Azure Essentials: publishing an ASP.NET Core 2 MVC application

In this post about the very basics of Microsoft Azure, I'll show how to publish an ASP.NET Core 2 MVC application to the cloud. We'll be using Visual Studio for this.

Creating an App Service plan

The first thing we'll need is an App Service plan. This is essentially the hosting plan for your web applications. It determines the capabilities of the underlying hardware your applications will be running on, as well as the region where everything will be hosted. You can have multiple applications running on the same plan.

To create a new App Service plan, open the App Service plans service:

From there, select "add" to start creating a new App Service plan:

The blade for creating a new App Service plan will open:

The only really important thing to consider here is the pricing tier. There's a myriad of features to consider, which I won't get in to but are explained by Microsoft here. For most development purposes, the Basic B1 plan will cover everything you'll need. For very simple applications, the F1 or D1 shared infrastructure plans are an even cheaper option.

Once you've filled out all the information, hit "create" to have Azure create the App Service plan for you.

Creating a Web App

Now that our App Service plan is in place, we can create a Web App to host our ASP.NET application in.

To create a new Web App, open the App Services service:

From there, click "add" to start creating a new App Service:

A whole bunch of options will present themselves. Select the one that says "Web App":

This will open an informational blade that just contains a "create" button. Click it! Click the button!

This will finally open the Web App creation blade:

You'll enter the public address of your Web App here, as well as the underlying OS it'll be running on. You'll also select the App Serivce plan this Web App will use. In this case, we can select the plan we've created in the previous step.

Finally, there's the option of enabling Application Insights. Strangely enough, if you select "on" here you can only specify a region for AppInsights to use. If you proceed, I've found that Azure will then create a new AppInsights resource for you in that region, and link your new Web App to it. However, chances are you've already got an existing AppInsights instance running, and you don't want to create a new one for each Web App you create. In that case, you should select "off" here, and manually configure your Web App later to use the existing AppInsights resource:

Deploying the application

We are now ready to deploy our MVC application. I'm assuming you've already got one. If you don't, no worries: even the MVC template that comes with Visual Studio should work, unaltered. You shouldn't really have to do anything special, just because your application will end up running in Azure.

So, anyway, about that deployment. There's multiple ways of going about it, but since we're using Visual Studio, the easiest way is to import the publish profile from Azure. From your Web App's overview page, simply select "Get publish profile":

This will download a "your-web-app.PublishSetting" file, which we can then import in Visual Studio:

Careful: I've found that once you import the publish profile, Visual Studio starts publishing right away.

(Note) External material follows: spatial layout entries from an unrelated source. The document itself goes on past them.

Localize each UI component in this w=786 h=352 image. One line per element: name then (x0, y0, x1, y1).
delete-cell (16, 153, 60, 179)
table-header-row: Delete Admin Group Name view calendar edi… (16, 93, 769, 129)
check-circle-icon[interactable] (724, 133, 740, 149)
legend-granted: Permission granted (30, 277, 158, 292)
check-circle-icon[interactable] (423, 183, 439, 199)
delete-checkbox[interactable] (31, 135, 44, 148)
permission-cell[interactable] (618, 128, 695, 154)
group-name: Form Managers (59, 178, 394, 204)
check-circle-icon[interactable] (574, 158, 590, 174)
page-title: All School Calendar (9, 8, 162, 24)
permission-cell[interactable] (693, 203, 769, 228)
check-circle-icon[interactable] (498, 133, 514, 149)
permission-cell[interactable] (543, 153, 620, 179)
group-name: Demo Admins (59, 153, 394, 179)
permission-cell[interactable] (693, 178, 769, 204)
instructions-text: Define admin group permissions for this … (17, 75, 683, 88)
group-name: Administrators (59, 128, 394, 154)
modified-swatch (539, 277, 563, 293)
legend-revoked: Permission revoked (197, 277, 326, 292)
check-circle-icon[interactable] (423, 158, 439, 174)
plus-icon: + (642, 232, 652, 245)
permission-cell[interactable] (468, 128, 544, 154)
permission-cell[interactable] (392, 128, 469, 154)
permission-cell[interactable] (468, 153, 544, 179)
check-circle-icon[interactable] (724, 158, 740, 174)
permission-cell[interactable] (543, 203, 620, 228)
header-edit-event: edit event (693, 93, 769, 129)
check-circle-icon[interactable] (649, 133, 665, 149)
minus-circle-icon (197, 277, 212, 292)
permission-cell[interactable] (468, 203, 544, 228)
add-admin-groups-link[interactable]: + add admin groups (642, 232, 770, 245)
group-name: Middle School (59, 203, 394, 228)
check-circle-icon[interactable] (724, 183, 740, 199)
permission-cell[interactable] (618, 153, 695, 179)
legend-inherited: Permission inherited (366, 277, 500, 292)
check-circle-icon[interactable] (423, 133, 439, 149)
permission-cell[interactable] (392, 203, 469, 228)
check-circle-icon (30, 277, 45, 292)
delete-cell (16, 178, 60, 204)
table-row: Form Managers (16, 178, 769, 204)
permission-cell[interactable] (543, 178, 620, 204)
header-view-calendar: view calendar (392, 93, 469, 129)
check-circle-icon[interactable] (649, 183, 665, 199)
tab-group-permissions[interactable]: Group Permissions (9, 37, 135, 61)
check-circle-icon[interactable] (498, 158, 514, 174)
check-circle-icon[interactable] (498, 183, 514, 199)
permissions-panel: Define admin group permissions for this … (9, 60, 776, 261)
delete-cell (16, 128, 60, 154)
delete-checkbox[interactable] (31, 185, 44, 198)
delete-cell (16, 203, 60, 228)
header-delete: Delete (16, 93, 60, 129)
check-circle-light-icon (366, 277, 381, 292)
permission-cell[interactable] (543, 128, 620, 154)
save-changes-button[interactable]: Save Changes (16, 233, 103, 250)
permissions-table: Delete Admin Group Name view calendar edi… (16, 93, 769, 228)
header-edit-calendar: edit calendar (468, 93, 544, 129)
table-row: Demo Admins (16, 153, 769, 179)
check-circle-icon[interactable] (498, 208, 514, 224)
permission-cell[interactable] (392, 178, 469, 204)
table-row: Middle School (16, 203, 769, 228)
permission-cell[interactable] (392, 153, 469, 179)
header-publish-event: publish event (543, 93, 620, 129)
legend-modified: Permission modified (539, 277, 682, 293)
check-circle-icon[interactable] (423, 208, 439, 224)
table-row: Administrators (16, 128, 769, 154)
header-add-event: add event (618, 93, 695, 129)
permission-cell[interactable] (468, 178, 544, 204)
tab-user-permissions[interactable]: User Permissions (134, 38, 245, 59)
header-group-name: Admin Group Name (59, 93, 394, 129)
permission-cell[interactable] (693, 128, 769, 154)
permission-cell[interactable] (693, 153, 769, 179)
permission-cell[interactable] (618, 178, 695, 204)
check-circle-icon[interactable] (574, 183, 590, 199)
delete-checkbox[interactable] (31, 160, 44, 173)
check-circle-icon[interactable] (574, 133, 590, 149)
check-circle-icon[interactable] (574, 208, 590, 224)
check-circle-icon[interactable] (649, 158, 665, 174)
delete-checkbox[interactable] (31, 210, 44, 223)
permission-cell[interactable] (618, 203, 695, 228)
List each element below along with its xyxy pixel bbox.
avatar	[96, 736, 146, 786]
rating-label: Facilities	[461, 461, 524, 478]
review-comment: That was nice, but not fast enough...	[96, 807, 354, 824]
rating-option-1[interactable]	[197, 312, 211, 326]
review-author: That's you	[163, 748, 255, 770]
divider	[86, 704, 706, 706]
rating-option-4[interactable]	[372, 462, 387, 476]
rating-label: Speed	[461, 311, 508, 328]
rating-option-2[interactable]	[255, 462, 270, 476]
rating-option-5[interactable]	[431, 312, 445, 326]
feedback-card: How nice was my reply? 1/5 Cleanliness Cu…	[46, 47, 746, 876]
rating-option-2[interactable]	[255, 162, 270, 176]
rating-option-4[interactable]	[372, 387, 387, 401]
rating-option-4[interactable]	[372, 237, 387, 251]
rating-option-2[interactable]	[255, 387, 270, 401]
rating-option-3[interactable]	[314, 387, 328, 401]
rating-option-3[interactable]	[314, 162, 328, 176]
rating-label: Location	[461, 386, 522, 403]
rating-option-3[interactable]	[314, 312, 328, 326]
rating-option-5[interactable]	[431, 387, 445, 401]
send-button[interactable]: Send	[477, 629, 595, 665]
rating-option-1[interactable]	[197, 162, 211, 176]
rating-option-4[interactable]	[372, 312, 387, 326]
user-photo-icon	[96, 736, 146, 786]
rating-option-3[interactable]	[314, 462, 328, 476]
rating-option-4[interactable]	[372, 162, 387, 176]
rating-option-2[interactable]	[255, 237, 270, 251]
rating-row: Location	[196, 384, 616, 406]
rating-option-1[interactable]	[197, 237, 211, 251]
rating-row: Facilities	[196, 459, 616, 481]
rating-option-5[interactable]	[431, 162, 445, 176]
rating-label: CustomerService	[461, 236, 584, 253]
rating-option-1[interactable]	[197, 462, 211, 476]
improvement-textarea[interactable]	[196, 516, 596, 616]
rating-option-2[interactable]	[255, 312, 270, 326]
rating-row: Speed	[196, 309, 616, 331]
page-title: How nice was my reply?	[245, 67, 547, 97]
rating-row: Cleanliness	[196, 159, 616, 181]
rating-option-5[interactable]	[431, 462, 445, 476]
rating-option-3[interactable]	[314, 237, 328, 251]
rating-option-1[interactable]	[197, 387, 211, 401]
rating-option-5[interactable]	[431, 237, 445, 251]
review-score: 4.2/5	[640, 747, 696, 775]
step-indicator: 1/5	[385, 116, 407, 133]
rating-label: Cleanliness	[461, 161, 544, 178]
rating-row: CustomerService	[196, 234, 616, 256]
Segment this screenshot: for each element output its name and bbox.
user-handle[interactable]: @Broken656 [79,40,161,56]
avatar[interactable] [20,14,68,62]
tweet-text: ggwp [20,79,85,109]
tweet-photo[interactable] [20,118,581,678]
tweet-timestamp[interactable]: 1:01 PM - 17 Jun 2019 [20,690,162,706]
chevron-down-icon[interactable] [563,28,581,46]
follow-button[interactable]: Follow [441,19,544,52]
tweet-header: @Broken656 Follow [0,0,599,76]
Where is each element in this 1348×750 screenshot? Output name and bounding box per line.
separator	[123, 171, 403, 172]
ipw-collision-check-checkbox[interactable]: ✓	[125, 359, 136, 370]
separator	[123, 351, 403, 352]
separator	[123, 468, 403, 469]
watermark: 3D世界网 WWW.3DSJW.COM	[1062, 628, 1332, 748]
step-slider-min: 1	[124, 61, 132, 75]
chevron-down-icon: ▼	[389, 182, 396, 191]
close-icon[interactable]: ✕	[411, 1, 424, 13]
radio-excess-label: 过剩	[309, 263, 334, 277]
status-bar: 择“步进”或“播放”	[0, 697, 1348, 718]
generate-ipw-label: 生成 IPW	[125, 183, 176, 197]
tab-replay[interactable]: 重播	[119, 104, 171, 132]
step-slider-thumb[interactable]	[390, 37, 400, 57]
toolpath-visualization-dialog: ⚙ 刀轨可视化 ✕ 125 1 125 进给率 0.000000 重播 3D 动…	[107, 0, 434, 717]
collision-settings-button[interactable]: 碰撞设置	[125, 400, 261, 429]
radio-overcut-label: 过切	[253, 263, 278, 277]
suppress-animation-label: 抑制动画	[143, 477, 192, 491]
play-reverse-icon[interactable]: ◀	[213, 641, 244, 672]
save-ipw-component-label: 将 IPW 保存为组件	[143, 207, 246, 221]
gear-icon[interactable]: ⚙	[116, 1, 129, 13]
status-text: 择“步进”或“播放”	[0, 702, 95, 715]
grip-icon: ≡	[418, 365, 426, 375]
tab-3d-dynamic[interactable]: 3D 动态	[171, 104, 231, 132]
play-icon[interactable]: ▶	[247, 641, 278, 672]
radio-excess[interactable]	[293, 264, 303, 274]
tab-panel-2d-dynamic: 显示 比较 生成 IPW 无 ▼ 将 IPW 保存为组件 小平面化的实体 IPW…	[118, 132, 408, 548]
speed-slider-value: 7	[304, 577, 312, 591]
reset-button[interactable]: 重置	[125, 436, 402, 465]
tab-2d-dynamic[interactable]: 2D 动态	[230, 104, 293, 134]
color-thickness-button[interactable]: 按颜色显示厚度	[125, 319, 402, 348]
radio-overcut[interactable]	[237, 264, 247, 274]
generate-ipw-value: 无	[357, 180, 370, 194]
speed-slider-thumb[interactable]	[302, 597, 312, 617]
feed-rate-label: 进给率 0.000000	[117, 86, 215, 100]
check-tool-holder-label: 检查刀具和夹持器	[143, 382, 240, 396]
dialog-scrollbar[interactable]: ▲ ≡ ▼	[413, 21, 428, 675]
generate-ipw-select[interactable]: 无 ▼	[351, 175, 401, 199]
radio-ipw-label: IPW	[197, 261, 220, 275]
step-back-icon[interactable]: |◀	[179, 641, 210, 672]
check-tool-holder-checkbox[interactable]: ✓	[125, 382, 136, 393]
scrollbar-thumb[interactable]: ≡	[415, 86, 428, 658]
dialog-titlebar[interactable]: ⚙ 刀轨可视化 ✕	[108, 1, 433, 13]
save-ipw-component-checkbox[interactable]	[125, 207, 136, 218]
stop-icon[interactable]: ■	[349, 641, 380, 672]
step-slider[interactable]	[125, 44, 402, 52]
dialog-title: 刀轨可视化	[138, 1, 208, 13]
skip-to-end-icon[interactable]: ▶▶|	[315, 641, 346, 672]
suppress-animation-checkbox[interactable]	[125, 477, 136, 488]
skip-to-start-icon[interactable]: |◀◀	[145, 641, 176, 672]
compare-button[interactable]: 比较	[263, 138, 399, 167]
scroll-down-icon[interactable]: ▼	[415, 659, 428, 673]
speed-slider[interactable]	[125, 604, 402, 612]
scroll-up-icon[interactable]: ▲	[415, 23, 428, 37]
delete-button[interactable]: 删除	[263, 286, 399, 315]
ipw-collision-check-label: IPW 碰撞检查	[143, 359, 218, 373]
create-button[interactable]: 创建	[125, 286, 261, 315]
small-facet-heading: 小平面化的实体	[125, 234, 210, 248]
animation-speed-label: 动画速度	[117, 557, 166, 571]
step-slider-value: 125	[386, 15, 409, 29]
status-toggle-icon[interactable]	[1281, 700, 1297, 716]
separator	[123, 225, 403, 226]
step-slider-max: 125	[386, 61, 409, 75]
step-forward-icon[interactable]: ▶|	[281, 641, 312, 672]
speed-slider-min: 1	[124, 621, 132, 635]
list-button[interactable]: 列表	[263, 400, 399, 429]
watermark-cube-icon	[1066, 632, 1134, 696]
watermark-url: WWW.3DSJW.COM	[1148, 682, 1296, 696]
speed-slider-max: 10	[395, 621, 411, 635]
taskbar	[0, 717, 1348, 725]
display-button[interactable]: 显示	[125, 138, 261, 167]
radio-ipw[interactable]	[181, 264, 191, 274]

Assuming everything goes right, Visual Studio will automatically open your Web App in the browser as soon as publishing has finished. Congratulations. You now have a web application running in the cloud.

About that 502.5 error...

A word of caution regarding ASP.NET Core 2 and the Azure 502.5 error: there's been numerous reports of Web Apps running into this error after updating to the latest version of the Microsoft.AspNetCore.All package. The version number doesn't seem to matter, just that it's a recent release. I ran into this problem with version 2.0.8 (which was only released days ago), but people have also had issues with earlier versions. In my case, downgrading to 2.0.7 fixed the problem. It seems Azure needs time to "catch up" to the latest Core developments, or something. So if your MVC application runs in Azure, this is something to keep in mind.